Abstract
Introduction:
Laparoscopic partial nephrectomy (LPN) is an option in the treatment of T1a kidney tumor. We study the feasibility of LPN with segmental renal artery clamping for T1a-T1b kidney carcinoma and evaluate its outcomes.
Methods:
Retroperitoneal laparoscopic partial nephrectomies were performed in 31 patients. All the patients received the preoperative computed tomography or computed tomography for angiography examination. Radioimaging studies revealed that all the patients had normal contra-lateral kidney. Bilateral renal functions were evaluated in most of cases through glomerular filtration ratio (GFR) studies before and 1 month after the operation. Four ports were applied for the procedure, and retroperitoneal approach was employed. The first port (10 mm) for the lens was placed 2 cm above the iliac crest in middle axillary line through which the balloon was inserted to create the retroperitoneal space. Another two ports (5 mm) were placed in the anterior axillary line and one port (12 mm) below the 12th rib under the guiding of the finger for the laparoscopic instruments. The main renal artery was exposed, and further dissection was performed to observe the segmental artery. The tumor was fully exposed through isolating the kidney along of the renal capsule. The feeding branch could be determined by observation of bloodless field under laparoscopy after clamping one of the branches with the bulldog. The parenchyma was incised keeping 0.5–1 cm distance to the tumor capsule. The calices were closed with 3-0 Vicryl suture and renal parenchymal was reconstructed by suturing with 2-0 Vicryl in running manner. The mean diameter of tumors was 4.3 cm (3.6–5.5 cm).
Results:
Thirty-one cases (17 men and 14 women) were performed with no open conversion.
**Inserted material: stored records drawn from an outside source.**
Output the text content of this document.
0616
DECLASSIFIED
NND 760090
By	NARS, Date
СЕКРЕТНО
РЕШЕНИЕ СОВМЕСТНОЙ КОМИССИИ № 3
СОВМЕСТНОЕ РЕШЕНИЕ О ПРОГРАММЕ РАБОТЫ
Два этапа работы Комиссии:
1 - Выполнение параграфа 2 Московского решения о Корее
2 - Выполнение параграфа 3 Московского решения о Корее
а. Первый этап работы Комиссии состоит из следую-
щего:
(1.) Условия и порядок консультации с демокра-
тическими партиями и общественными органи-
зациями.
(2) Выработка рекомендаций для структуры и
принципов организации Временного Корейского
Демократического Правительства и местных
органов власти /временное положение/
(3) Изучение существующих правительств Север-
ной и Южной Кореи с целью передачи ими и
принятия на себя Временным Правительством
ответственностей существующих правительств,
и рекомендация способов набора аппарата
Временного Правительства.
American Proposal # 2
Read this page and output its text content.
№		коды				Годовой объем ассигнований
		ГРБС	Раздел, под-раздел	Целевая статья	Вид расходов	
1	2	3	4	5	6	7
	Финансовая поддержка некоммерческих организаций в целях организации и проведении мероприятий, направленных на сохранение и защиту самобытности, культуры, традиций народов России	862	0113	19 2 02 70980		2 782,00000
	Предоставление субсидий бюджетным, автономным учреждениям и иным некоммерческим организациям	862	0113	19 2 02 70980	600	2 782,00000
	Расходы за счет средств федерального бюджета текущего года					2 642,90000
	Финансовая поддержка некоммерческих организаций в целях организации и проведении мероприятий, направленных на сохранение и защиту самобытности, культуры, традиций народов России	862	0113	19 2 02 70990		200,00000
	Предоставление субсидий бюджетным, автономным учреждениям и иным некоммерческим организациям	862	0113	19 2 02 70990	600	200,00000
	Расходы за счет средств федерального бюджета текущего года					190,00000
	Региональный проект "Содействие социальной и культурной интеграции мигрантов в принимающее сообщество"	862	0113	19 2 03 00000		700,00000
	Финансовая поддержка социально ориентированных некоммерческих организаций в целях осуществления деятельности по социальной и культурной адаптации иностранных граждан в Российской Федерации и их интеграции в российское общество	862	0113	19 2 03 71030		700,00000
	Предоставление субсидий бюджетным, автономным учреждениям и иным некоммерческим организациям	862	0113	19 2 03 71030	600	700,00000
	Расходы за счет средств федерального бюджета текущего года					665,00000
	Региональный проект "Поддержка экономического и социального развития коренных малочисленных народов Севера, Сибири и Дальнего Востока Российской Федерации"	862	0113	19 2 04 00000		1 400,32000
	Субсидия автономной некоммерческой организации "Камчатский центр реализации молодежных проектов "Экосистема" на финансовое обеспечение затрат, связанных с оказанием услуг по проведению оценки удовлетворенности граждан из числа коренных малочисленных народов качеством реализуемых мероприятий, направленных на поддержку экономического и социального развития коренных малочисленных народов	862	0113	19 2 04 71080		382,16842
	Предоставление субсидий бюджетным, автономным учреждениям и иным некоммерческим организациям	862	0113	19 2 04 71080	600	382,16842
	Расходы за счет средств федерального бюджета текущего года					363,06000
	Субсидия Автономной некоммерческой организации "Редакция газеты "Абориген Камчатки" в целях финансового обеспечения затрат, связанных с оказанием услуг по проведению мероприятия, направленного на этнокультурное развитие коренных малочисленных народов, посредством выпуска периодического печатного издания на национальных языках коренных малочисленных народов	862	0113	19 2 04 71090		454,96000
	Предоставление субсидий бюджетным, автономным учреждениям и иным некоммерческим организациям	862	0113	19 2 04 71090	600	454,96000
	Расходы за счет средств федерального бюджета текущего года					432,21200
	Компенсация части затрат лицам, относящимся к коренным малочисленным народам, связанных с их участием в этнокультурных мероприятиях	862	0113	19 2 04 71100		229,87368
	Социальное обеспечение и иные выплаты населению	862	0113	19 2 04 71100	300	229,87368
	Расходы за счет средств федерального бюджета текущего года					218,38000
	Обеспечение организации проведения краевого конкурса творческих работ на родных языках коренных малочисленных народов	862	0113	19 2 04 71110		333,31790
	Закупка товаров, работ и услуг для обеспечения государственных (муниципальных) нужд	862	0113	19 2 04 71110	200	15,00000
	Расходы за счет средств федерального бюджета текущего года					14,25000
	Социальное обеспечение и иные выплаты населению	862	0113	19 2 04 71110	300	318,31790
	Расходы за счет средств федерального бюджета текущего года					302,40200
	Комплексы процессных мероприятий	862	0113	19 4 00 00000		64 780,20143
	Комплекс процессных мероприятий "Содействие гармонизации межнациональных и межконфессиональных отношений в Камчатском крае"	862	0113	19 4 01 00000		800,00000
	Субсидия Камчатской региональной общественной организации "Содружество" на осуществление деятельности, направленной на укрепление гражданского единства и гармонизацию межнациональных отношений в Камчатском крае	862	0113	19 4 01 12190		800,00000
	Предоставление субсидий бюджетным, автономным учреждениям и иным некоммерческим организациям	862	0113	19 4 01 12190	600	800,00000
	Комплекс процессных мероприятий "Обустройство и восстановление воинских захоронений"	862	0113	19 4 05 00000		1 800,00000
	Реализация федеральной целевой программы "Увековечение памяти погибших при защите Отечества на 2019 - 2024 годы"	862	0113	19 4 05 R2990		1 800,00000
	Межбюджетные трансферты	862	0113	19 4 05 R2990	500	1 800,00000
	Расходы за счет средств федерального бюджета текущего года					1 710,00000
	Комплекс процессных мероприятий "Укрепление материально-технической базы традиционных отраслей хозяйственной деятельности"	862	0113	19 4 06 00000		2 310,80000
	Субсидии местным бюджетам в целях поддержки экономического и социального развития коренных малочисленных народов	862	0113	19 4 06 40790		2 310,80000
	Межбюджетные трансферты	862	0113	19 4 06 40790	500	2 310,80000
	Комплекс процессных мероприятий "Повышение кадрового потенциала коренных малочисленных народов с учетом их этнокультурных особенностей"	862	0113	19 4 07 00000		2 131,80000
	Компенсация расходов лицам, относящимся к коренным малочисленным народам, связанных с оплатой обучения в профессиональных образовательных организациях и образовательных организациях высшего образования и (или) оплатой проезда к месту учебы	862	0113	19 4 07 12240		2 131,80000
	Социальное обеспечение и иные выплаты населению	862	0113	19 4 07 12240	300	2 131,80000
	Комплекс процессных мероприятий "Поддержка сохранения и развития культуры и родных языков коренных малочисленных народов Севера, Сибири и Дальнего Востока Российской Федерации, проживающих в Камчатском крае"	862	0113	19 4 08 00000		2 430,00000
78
The mean tumor size was 3.4 cm (1.9–4.1 cm). Tumor located in renal lower pole exophytic in 11 cases, higher pole exophytic in 8 cases, posterior side of kidney exophytic in 6 cases, anterior side in 4 cases, and close to hilum exophytic in 2 cases. The mean operative duration was 85 min (60–125 min). The ischemic time after clamping of the artery was 24 min (19–43 min) and the blood loss was 150 mL (50–800 mL). The margin were negative in all cases, and pathologic studies revealed 24 cases in T1a and 7 cases in T1b. Complications included 4 cases of mild hematuria postoperation. No bleeding and urine leakage occurred postoperative. There was no significant difference of GFR level of affected kidney preoperative among 44 patients who underwent traditional LPN (group A) and these 31 patients who received retroperitoneal laparoscopic partial nephrectomics (group B) (p = 0.13). The decreased percentage of GFR level of affected kidney postoperative was 26.1% in group A and 16.2% in group B, respectively. The difference showed that recovery of affected kidney in group B was better than that in group A (p < 0.001).
Conclusion:
LPN with segmental renal artery clamping is feasible in selected cases with kidney tumor. The influence on renal function caused by warm ischemia damage is minimized significantly by this procedure compared with conventional method. This procedure is technically challenging and the long-term outcome is await.
No competing financial interests exist.